27 - Geride Kalanlar

109 10 84
                                    

Bölüm biraz uzun oldu ama geçiş bölümü gibi bir şey olduğu için olayları ayırmadım. Oturun okuyun işte, işiniz ne? 🙄 İyi okumalar. ☺️

O zaman bir süre eve temizlikçi de almıyoruz." Dedim çocuklarla acil durum planını konuşurken. "İçeri birini sokma ihtimallerini ortadan kaldırmamız gerek."

Batı başını sallayarak onayladı. "Aynen öyle. Bu hafta birini göndermemelerini söyledim bile."

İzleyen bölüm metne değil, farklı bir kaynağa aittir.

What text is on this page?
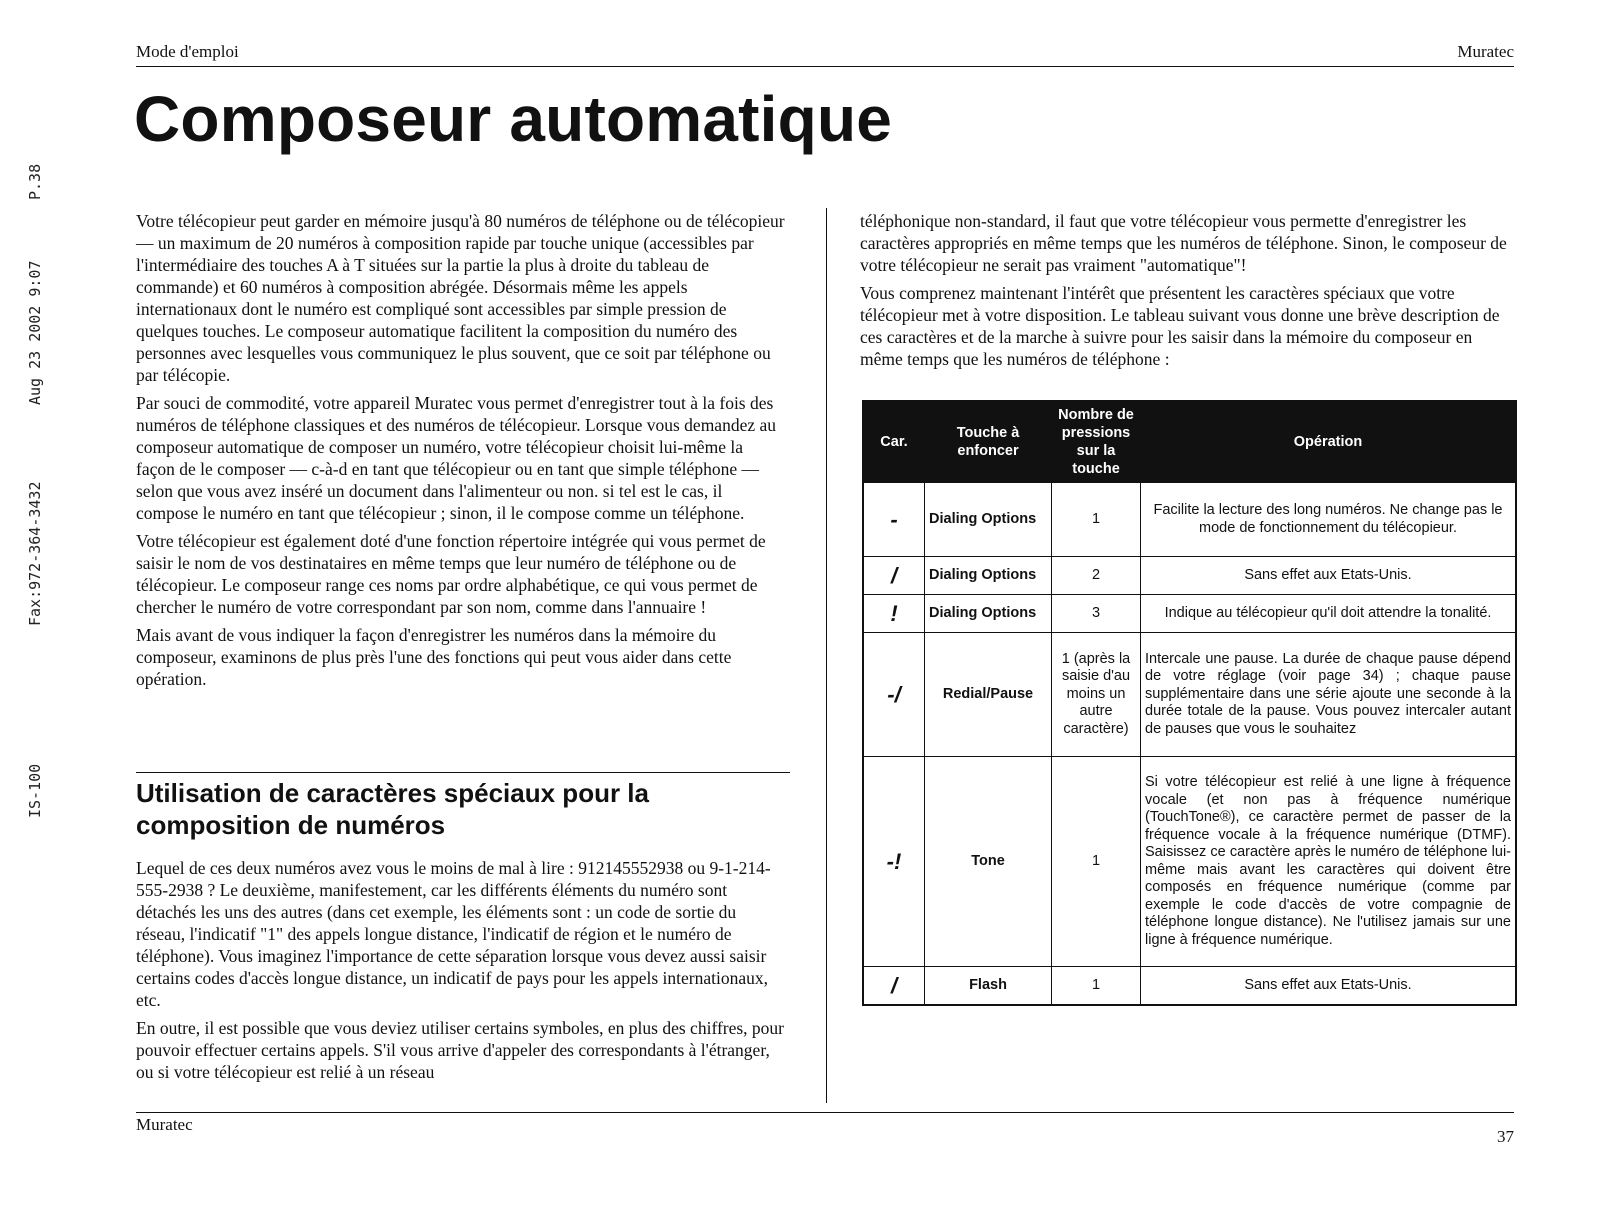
P.38
Aug 23 2002 9:07
Fax:972-364-3432
IS-100
Mode d'emploi	Muratec
Composeur automatique

Votre télécopieur peut garder en mémoire jusqu'à 80 numéros de téléphone ou de télécopieur — un maximum de 20 numéros à composition rapide par touche unique (accessibles par l'intermédiaire des touches A à T situées sur la partie la plus à droite du tableau de commande) et 60 numéros à composition abrégée. Désormais même les appels internationaux dont le numéro est compliqué sont accessibles par simple pression de quelques touches. Le composeur automatique facilitent la composition du numéro des personnes avec lesquelles vous communiquez le plus souvent, que ce soit par téléphone ou par télécopie.

Par souci de commodité, votre appareil Muratec vous permet d'enregistrer tout à la fois des numéros de téléphone classiques et des numéros de télécopieur. Lorsque vous demandez au composeur automatique de composer un numéro, votre télécopieur choisit lui-même la façon de le composer — c-à-d en tant que télécopieur ou en tant que simple téléphone — selon que vous avez inséré un document dans l'alimenteur ou non. si tel est le cas, il compose le numéro en tant que télécopieur ; sinon, il le compose comme un téléphone.

Votre télécopieur est également doté d'une fonction répertoire intégrée qui vous permet de saisir le nom de vos destinataires en même temps que leur numéro de téléphone ou de télécopieur. Le composeur range ces noms par ordre alphabétique, ce qui vous permet de chercher le numéro de votre correspondant par son nom, comme dans l'annuaire !

Mais avant de vous indiquer la façon d'enregistrer les numéros dans la mémoire du composeur, examinons de plus près l'une des fonctions qui peut vous aider dans cette opération.

Utilisation de caractères spéciaux pour la composition de numéros

Lequel de ces deux numéros avez vous le moins de mal à lire : 912145552938 ou 9-1-214-555-2938 ? Le deuxième, manifestement, car les différents éléments du numéro sont détachés les uns des autres (dans cet exemple, les éléments sont : un code de sortie du réseau, l'indicatif "1" des appels longue distance, l'indicatif de région et le numéro de téléphone). Vous imaginez l'importance de cette séparation lorsque vous devez aussi saisir certains codes d'accès longue distance, un indicatif de pays pour les appels internationaux, etc.

En outre, il est possible que vous deviez utiliser certains symboles, en plus des chiffres, pour pouvoir effectuer certains appels. S'il vous arrive d'appeler des correspondants à l'étranger, ou si votre télécopieur est relié à un réseau

téléphonique non-standard, il faut que votre télécopieur vous permette d'enregistrer les caractères appropriés en même temps que les numéros de téléphone. Sinon, le composeur de votre télécopieur ne serait pas vraiment "automatique"!

Vous comprenez maintenant l'intérêt que présentent les caractères spéciaux que votre télécopieur met à votre disposition. Le tableau suivant vous donne une brève description de ces caractères et de la marche à suivre pour les saisir dans la mémoire du composeur en même temps que les numéros de téléphone :

Car.	Touche à enfoncer	Nombre de pressions sur la touche	Opération
-	Dialing Options	1	Facilite la lecture des long numéros. Ne change pas le mode de fonctionnement du télécopieur.
/	Dialing Options	2	Sans effet aux Etats-Unis.
!	Dialing Options	3	Indique au télécopieur qu'il doit attendre la tonalité.
-/	Redial/Pause	1 (après la saisie d'au moins un autre caractère)	Intercale une pause. La durée de chaque pause dépend de votre réglage (voir page 34) ; chaque pause supplémentaire dans une série ajoute une seconde à la durée totale de la pause. Vous pouvez intercaler autant de pauses que vous le souhaitez
-!	Tone	1	Si votre télécopieur est relié à une ligne à fréquence vocale (et non pas à fréquence numérique (TouchTone®), ce caractère permet de passer de la fréquence vocale à la fréquence numérique (DTMF). Saisissez ce caractère après le numéro de téléphone lui-même mais avant les caractères qui doivent être composés en fréquence numérique (comme par exemple le code d'accès de votre compagnie de téléphone longue distance). Ne l'utilisez jamais sur une ligne à fréquence numérique.
/	Flash	1	Sans effet aux Etats-Unis.
Muratec
37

"O zaman başka bir şey kalmadı?" diye sordum koltuğa yaslanırken. "Yabancılarla konuşmuyoruz, şeker verirlerse almıyoruz, çağırırlarsa gitmiyoruz. Hepsi bu."

Burak sırıtarak, "Bu kızı seviyorum." Derken, Batı gözlerini kısarak arkasına yaslandı.

"Hepsi bu değil. Kapıyı da delikten bakmadan açmıyoruz."

"Bu çocuğu da seviyorum."

"Nabza göre şerbetçisin oğlum sen. Kim işine gelirse onu seviyorsun."

"Eh, öyle de denebilir." Dedi Kaan'a omuz silkerek.

O sırada tişörtümün ucundan çekilince yanımda televizyon izleyen Burçak'a döndüm.

"Bu çocuklay ne yapıyo?" diye sordu, kocaman açtığı gözlerini çizgi filmden ayırmadan.

Başımı televizyona çevirince salıncakta sallanan iki çocuk gördüm. Hemen ardından tahteravellide gülerek bir aşağı bir yukarı hareket eden çocuklar kapladı ekranı.

Kaşlarım ağır ağır çatılırken, ne diyeceğimi bilemedim bir an. Parkın ne olduğunu bilmiyor muydu?

Minicik bedenin yaşadıkları yüzüme bir tokat gibi vurulurken, 'aptal!' dedim içimden. Çocukluğunu tutsaklıkla geçirmiş bir kız parkı nereden bilecekti ki? İlk geldiğinde kuş seslerinden korkuyordu bu kız. Parkı bilmemesine mi şaşırıyordum şimdi, aptal gibi?

"Parkta oynuyorlar bebeğim." Dedim bozuntuya vermemeye çalışarak.

Koca gözleri bana döndü. "Payk nediy?"

"Paaark..." dedim onu kucağıma alırken. "Gördüğün oyun aletlerinin bulunduğu bir alan. Çocuklar oraya gidip oyun oynar."

Yüz ifadesi aydınlanırken, "Neyede bu payk?" diye sordu, büyük bir merakla.

"Her yerde olabilir. Her mahallenin kendi parkı var."

"Yani bunlaydan bissüyü mü vay?" dedi, sözleri bitince ağzını da gözleri gibi kocaman açarak.

"Evet," dedim. "Hatta çok daha büyükleri bile var."

Bir süre bakışlarını televizyona çevirerek sessiz kaldı. Parka gitmeyi bile isteyemiyordu. Burak'a kısa bir bakış attım ama o çenesini sıkmış ve başını cama çevirmişti.

Daha az önce, gerekmedikçe dışarı çıkmayacağımıza, çıkınca da özellikle açık alanlarda çok fazla kalmayacağımıza dair karar almıştık. Gel gör ki şu an bir istisna yapmanın tam vaktiydi.

"Parka gitmek ister misin minik kuş?" Dedim fazla düşünmeden, gülümseyerek.

"Geyçekten mi?" diyerek bal rengi gözlerini kocaman açıp bana döndü. Gözlerini o kadar açıyordu ki genişletip öyle kalmasına sebep olacaktı artık.

"Geyçekten!" dedim onu taklit ederek.

"Yuppi!" diyerek boynuma atlayınca ayağa kalkıp döndürmeye başladım. Az sonra Burçak'ın minik kahkahaları arasında onu yere indirdim. Baş dönmesi onu daha fazla güldürürken düşmemek için bacaklarıma sarıldı bir süre.